En France, pays qui passe, par on ne sait quelle légende, pour une nation de buveurs de vin, les ventes de bière ont augmenté de cinquante pour cent durant le Mondial, tandis que les Français, qui sont considérés, on ne sait pas du tout pourquoi, comme des amateurs de bien manger, multipliaient par deux leur consommation de fast-food.

Je ne suis pas gastronome. La science des vins et le culte des saveurs m’ont toujours paru de frivoles passions. Pour la nourriture comme pour l’ensemble des objets du monde, je me définis bien plus par mes haines que par mes amours. Où que je dîne, dans un restaurant ou dans quelque villa, mes préférences importent peu : il s’agit surtout d’échapper à la choucroute, au couscous ou au chili con carne (ah, les horreurs !).

Il reste que le Mondial aura eu pour effet de précipiter la raréfaction de l’esprit culinaire, dans les pays qui avaient une cuisine, et de la confirmer dans les autres. On sait comment ça se passe : la cuisine ne disparaît pas, elle devient élitaire. Il faut payer les plats canailles au prix du caviar et côtoyer des mutants qui ont suivi des stages au savour club et qui font glouche-glouche entre leurs joues spongieuses pour jauger la qualité d’un petit vin de Touraine.

Comment ne pas détester un sport qui fait reculer la blanquette de veau et la brandade de morue, le petit salé aux lentilles et le feuilleté de poulet au citron, et le hachis Parmentier, et la petite marmite mise au point par Magny et perpétuée de nos jours par l’ineffable Marie-Jeanne Lucas ? Et au profit de quoi disparaissent ces merveilles populaires ? De la Heinemuller (peut-être la plus mauvaise bière du monde) et des pizzas en mastic.

C’est une règle élémentaire du marché moderne : ceux qui ont goûté à la mauvaise qualité ne reviennent jamais à la bonne, même quand les prix sont identiques. Le foot a fait basculer quelques millions de plus dans la consommation de saloperies alimentaires, qu’on ne se résignait autrefois à toucher que si le malheur des temps vous avait exilé en Alabama.

Je n’ai presque jamais cédé à mes nerfs. Je déteste la chaleur, la Bible et la télévision. Je déteste aussi le folklore, les restaurants tex-mex et les Carmina Burana. Je déteste l’opéra, le beaujolais nouveau et les curiosités naturelles. Je déteste la nuit et le fond de teint. On voit à quoi mène l’addition de toutes ces aversions singulières. On voit que ce que je déteste le plus au monde, c’est la religion. C’est une haine sans merci mais sans incidence pratique. C’est mon jardin secret. Il y a déjà longtemps que je ne tue plus.

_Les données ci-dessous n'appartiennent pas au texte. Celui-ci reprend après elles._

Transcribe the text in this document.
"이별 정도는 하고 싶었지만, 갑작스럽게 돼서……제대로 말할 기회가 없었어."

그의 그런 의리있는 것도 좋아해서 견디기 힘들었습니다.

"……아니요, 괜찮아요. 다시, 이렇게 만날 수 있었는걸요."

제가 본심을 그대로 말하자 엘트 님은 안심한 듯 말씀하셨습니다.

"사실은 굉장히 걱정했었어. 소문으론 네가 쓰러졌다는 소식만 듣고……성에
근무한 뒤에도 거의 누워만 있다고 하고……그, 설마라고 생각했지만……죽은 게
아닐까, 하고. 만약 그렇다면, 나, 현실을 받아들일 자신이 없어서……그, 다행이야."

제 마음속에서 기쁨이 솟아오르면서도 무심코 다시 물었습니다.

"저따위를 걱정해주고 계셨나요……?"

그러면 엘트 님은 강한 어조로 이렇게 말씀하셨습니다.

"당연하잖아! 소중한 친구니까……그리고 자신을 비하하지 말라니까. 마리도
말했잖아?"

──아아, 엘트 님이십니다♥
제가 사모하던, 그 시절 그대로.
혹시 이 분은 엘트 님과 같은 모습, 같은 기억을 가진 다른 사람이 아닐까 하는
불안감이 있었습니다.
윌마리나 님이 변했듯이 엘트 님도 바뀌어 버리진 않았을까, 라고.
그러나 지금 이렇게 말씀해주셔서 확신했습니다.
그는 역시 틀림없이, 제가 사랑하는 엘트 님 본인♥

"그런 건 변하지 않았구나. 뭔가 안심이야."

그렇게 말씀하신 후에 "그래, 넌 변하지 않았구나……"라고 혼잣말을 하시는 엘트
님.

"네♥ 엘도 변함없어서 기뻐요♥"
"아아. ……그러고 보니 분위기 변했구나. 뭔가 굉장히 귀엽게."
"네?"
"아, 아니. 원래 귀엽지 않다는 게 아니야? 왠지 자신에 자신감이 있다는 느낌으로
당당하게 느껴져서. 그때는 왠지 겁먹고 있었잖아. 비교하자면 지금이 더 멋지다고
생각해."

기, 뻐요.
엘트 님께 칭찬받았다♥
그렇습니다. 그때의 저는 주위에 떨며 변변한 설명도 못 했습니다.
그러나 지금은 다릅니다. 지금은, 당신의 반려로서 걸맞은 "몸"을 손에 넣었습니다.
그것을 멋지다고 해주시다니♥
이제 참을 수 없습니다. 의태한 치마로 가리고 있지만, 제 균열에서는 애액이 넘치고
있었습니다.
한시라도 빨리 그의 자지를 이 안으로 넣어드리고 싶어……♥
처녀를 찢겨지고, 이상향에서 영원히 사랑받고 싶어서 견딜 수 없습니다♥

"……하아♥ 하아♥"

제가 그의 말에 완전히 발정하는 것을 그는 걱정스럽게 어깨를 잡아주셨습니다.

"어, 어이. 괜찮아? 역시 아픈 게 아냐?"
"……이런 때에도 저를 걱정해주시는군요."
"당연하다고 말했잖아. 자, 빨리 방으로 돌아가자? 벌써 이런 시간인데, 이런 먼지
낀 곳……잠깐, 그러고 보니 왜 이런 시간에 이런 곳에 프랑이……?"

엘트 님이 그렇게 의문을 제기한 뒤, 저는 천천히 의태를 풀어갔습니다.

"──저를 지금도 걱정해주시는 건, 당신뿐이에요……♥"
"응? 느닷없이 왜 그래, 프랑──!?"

Si j’étais encore un tueur, je tuerais à cause du football. Après le communisme, le terrain religieux était libre et donc le football est venu. Hystérie, délation, persécution, fanatisme, oubli de soi : tout y est. Mais non. Je suis devenu bénin. Je vois les foules canalisées, les tranchées fluides, les écrans connectés sur un programme unique, la sphère civile et la sphère financière enfin totalement dissociées. Et après ? Il fallait bien que l’humanité trouve une formule pour hâter son unification planétaire. D’après mes informations de seconde main, elle l’a trouvée.

Le football ? Victoire de la société du spectacle. Culte enthousiaste de la mort. Bloc-moteur qui régit tous les actes. Caméra qui continue à filmer, longtemps après la disparition de l’espèce humaine – qui commence, maintenant.

Ici, sur la planète Mars, les liens que j’avais réussi à nouer avec les indigènes se rompent peu à peu. Je retrouve la solitude que j’éprouvais il y a trente ans, quand j’ai compris que j’étais exilé pour toujours sur cette planète ridicule.

Si j’étais né ici, j’aurais fini par m’habituer. Je n’aurais même pas eu à m’habituer : j’aurais trouvé tout cela naturel. Mais je suis né sur la Terre. J’ai connu la diversité infinie de peuples légers, rapides, féroces, indomptables. Je n’étais pas fait pour la lenteur martienne, ce mélange à parts égales d’ignorance et de docilité.